Deux voies permettent de casser la concentration des fortunes : taxer plus fortement les successions ou endiguer la valorisation du patrimoine en construisant plus de logements. L’augmentation des droits de succession, combinée à la suppression des dispositifs dérogatoires, permettrait aux États d’augmenter leurs recettes tout en freinant le processus d’accumulation des richesses. Toutefois, une large majorité des électeurs reste opposée à une telle politique.
L’augmentation du volume du foncier constructible, la majoration des impôts sur les terrains non bâtis et non exploités constituent d’autres solutions pour favoriser la construction de logements neufs et ainsi peser sur les prix. Cependant, les pouvoirs publics devraient alors s’opposer aux électeurs qui, soucieux de préserver la valeur de leur patrimoine, préfèrent stabiliser le nombre de logements à proximité de leur domicile.

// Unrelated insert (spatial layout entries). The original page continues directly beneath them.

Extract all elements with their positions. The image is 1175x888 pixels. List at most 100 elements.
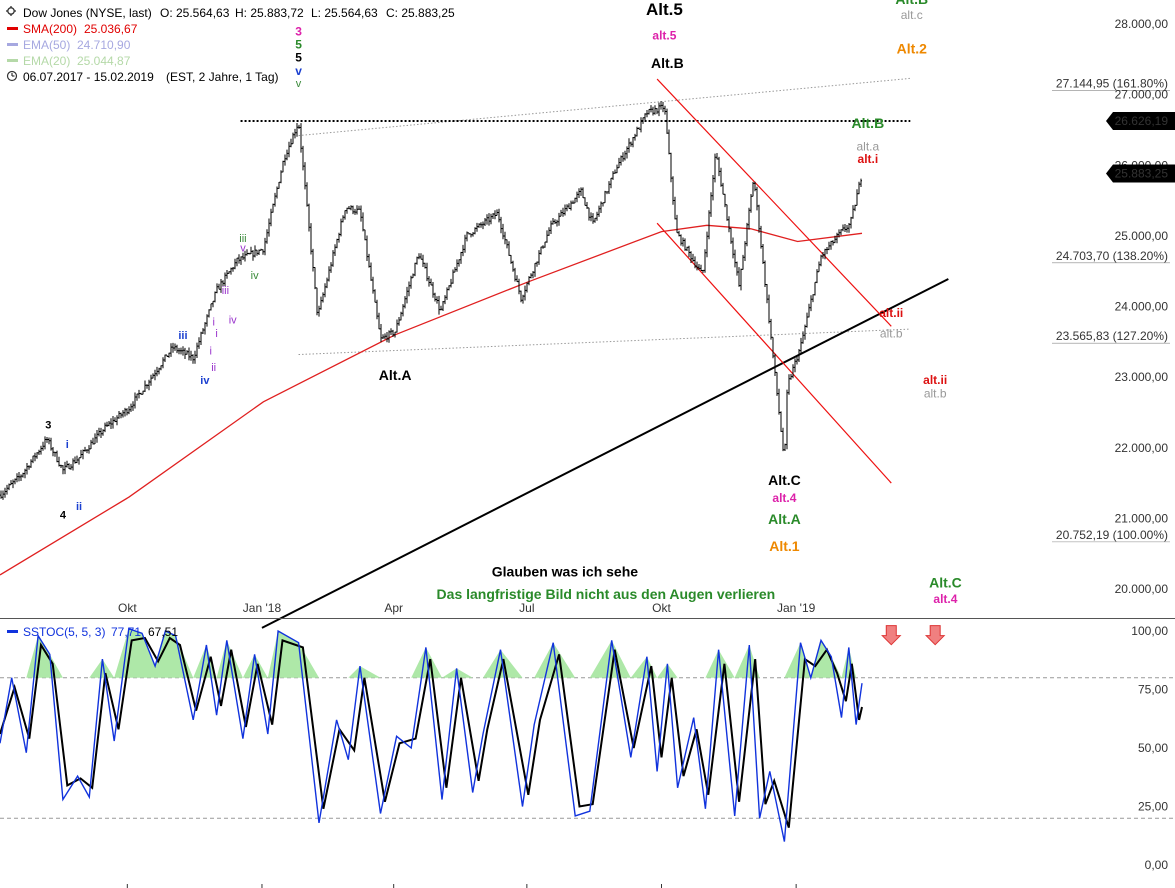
stochastic-k-value: 77,71 bbox=[111, 625, 141, 639]
wave-label: 3 bbox=[295, 24, 302, 38]
wave-label: i bbox=[215, 328, 217, 340]
x-tick-label: Okt bbox=[118, 601, 137, 615]
wave-label: Alt.A bbox=[379, 367, 412, 383]
fib-level-label: 20.752,19 (100.00%) bbox=[1056, 528, 1168, 542]
wave-label: v bbox=[295, 64, 302, 78]
fibonacci-lines: 27.144,95 (161.80%) 24.703,70 (138.20%) 23… bbox=[240, 76, 1170, 543]
y-tick-label: 20.000,00 bbox=[1115, 582, 1169, 596]
x-tick-label: Jul bbox=[519, 601, 534, 615]
stochastic-swatch bbox=[7, 630, 18, 633]
date-x-axis: Okt Jan '18 Apr Jul Okt Jan '19 bbox=[118, 601, 816, 888]
arrow-down-icon bbox=[881, 625, 902, 646]
ohlc-low: L: 25.564,63 bbox=[311, 6, 378, 20]
ema20-swatch bbox=[7, 59, 18, 62]
wave-label: v bbox=[296, 78, 302, 90]
wave-label: iii bbox=[239, 233, 246, 245]
wave-label: Alt.B bbox=[852, 115, 885, 131]
stochastic-k-line bbox=[0, 627, 863, 842]
y-tick-label: 22.000,00 bbox=[1115, 441, 1169, 455]
fib-level-label: 24.703,70 (138.20%) bbox=[1056, 249, 1168, 263]
y-tick-label: 27.000,00 bbox=[1115, 88, 1169, 102]
arrow-down-icon bbox=[924, 625, 946, 646]
ohlc-high: H: 25.883,72 bbox=[235, 6, 304, 20]
wave-label: alt.a bbox=[857, 139, 880, 153]
stochastic-title: SSTOC(5, 5, 3) bbox=[23, 625, 105, 639]
fib-level-label: 23.565,83 (127.20%) bbox=[1056, 329, 1168, 343]
wave-label: ii bbox=[76, 501, 82, 513]
stochastic-lines bbox=[0, 627, 863, 842]
y-tick-label: 21.000,00 bbox=[1115, 511, 1169, 525]
stochastic-d-value: 67,51 bbox=[148, 625, 178, 639]
wave-label: iii bbox=[222, 285, 229, 297]
channel-line bbox=[656, 78, 892, 327]
sma200-legend-label: SMA(200) bbox=[23, 22, 77, 36]
y-tick-label: 23.000,00 bbox=[1115, 370, 1169, 384]
chart-title: Dow Jones (NYSE, last) bbox=[23, 6, 152, 20]
wave-label: 3 bbox=[45, 420, 51, 432]
resistance-price-box-text: 26.626,19 bbox=[1115, 114, 1169, 128]
wave-label: ii bbox=[211, 362, 216, 374]
resistance-price-box: 26.626,19 bbox=[1106, 112, 1175, 131]
wave-label: i bbox=[210, 346, 212, 358]
stochastic-tick-label: 0,00 bbox=[1145, 858, 1169, 872]
x-tick-label: Apr bbox=[384, 601, 403, 615]
wave-label: iii bbox=[178, 330, 187, 342]
stochastic-tick-label: 100,00 bbox=[1131, 624, 1168, 638]
stochastic-d-line bbox=[0, 636, 863, 828]
wave-label: alt.b bbox=[924, 387, 947, 401]
stochastic-tick-label: 25,00 bbox=[1138, 800, 1168, 814]
wave-label: Alt.C bbox=[929, 575, 962, 591]
wave-label: alt.i bbox=[858, 152, 879, 166]
fib-level-label: 27.144,95 (161.80%) bbox=[1056, 76, 1168, 90]
wave-label: i bbox=[66, 439, 69, 451]
ema50-legend-value: 24.710,90 bbox=[77, 38, 131, 52]
ohlc-close: C: 25.883,25 bbox=[386, 6, 455, 20]
wave-label: iv bbox=[200, 375, 210, 387]
x-tick-label: Okt bbox=[652, 601, 671, 615]
wave-label: 4 bbox=[60, 509, 67, 521]
wave-label: Das langfristige Bild nicht aus den Auge… bbox=[437, 586, 776, 602]
wave-label: Alt.B bbox=[651, 55, 684, 71]
y-tick-label: 24.000,00 bbox=[1115, 300, 1169, 314]
stochastic-tick-label: 50,00 bbox=[1138, 741, 1168, 755]
x-tick-label: Jan '18 bbox=[243, 601, 282, 615]
wave-label: Alt.5 bbox=[646, 0, 683, 19]
clock-icon bbox=[6, 70, 18, 82]
wave-label: Alt.B bbox=[895, 0, 928, 7]
wave-label: alt.4 bbox=[772, 491, 796, 505]
ohlc-bars bbox=[0, 101, 862, 500]
wave-label: Alt.2 bbox=[897, 41, 928, 57]
fib-guide-line bbox=[298, 328, 911, 356]
header-legend: Dow Jones (NYSE, last) O: 25.564,63 H: 2… bbox=[6, 6, 455, 639]
sell-signals bbox=[881, 625, 946, 646]
ema50-legend-label: EMA(50) bbox=[23, 38, 70, 52]
x-tick-label: Jan '19 bbox=[777, 601, 816, 615]
wave-label: alt.5 bbox=[652, 29, 676, 43]
y-tick-label: 28.000,00 bbox=[1115, 17, 1169, 31]
wave-label: v bbox=[240, 242, 246, 254]
settings-icon[interactable] bbox=[6, 6, 16, 16]
y-tick-label: 25.000,00 bbox=[1115, 229, 1169, 243]
last-price-box: 25.883,25 bbox=[1106, 164, 1175, 183]
ohlc-open: O: 25.564,63 bbox=[160, 6, 230, 20]
fib-guide-line bbox=[298, 77, 911, 137]
wave-label: alt.c bbox=[901, 8, 923, 22]
ema50-swatch bbox=[7, 43, 18, 46]
last-price-box-text: 25.883,25 bbox=[1115, 166, 1169, 180]
long-term-trendline bbox=[261, 278, 949, 629]
sma200-line bbox=[0, 224, 863, 576]
wave-label: alt.b bbox=[880, 327, 903, 341]
sma200-path bbox=[0, 224, 863, 576]
wave-label: Alt.C bbox=[768, 472, 801, 488]
wave-label: 5 bbox=[295, 50, 302, 64]
wave-label: alt.ii bbox=[879, 306, 903, 320]
stochastic-tick-label: 75,00 bbox=[1138, 683, 1168, 697]
price-bars bbox=[0, 101, 862, 500]
wave-annotations: 34iiiiiiiviiiiiiiiiviiiviv355vvAlt.AAlt.… bbox=[45, 0, 962, 606]
stochastic-y-axis: 100,00 75,00 50,00 25,00 0,00 bbox=[1131, 624, 1168, 872]
wave-label: alt.4 bbox=[933, 592, 957, 606]
wave-label: iv bbox=[229, 314, 237, 326]
wave-label: iv bbox=[251, 270, 259, 282]
wave-label: Alt.1 bbox=[769, 538, 800, 554]
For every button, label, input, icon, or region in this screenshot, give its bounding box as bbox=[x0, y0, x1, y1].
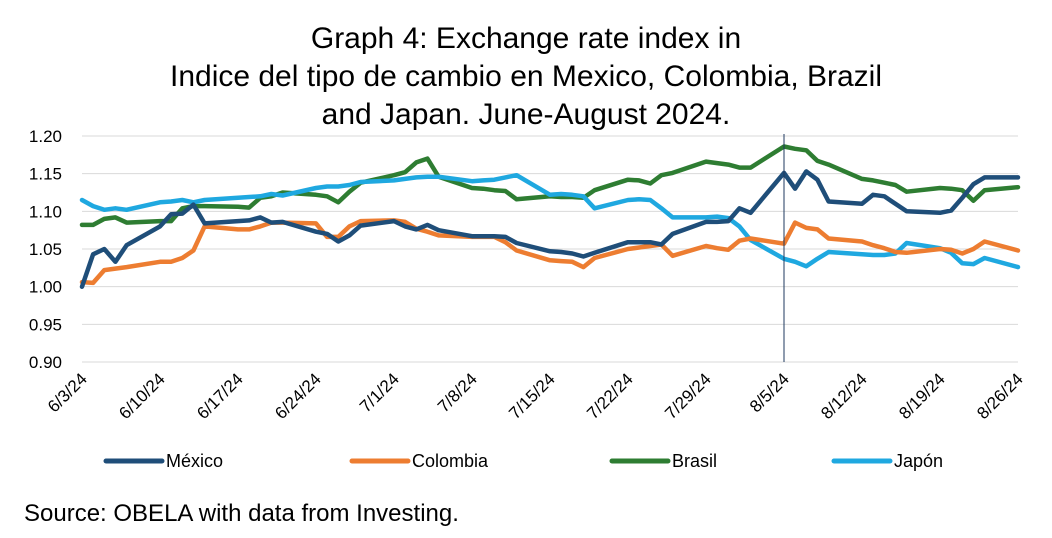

Logiquement, avec l’augmentation du nombre de décès chez les baby-boomers, la valeur du patrimoine devrait baisser. En effet, la remise sur le marché d’un important stock de logements devrait entraîner une baisse des prix, surtout si la population n’augmente pas, voire décline. Il en va de même pour les titres financiers. Pour le moment, cette corrélation ne se vérifie pas, même dans les pays les plus avancés dans le processus de vieillissement démographique. La concentration du patrimoine, par le jeu des héritages et de la fiscalité, peut expliquer cette situation. Les rentiers captent une part croissante du patrimoine au détriment du reste de la population. Par ailleurs, les locations traditionnelles se raréfient car les propriétaires privilégient les locations saisonnières via les plateformes. Enfin, la disparition des gains de productivité ne permet pas une hausse des salaires, ce qui contribue au maintien des écarts patrimoniaux.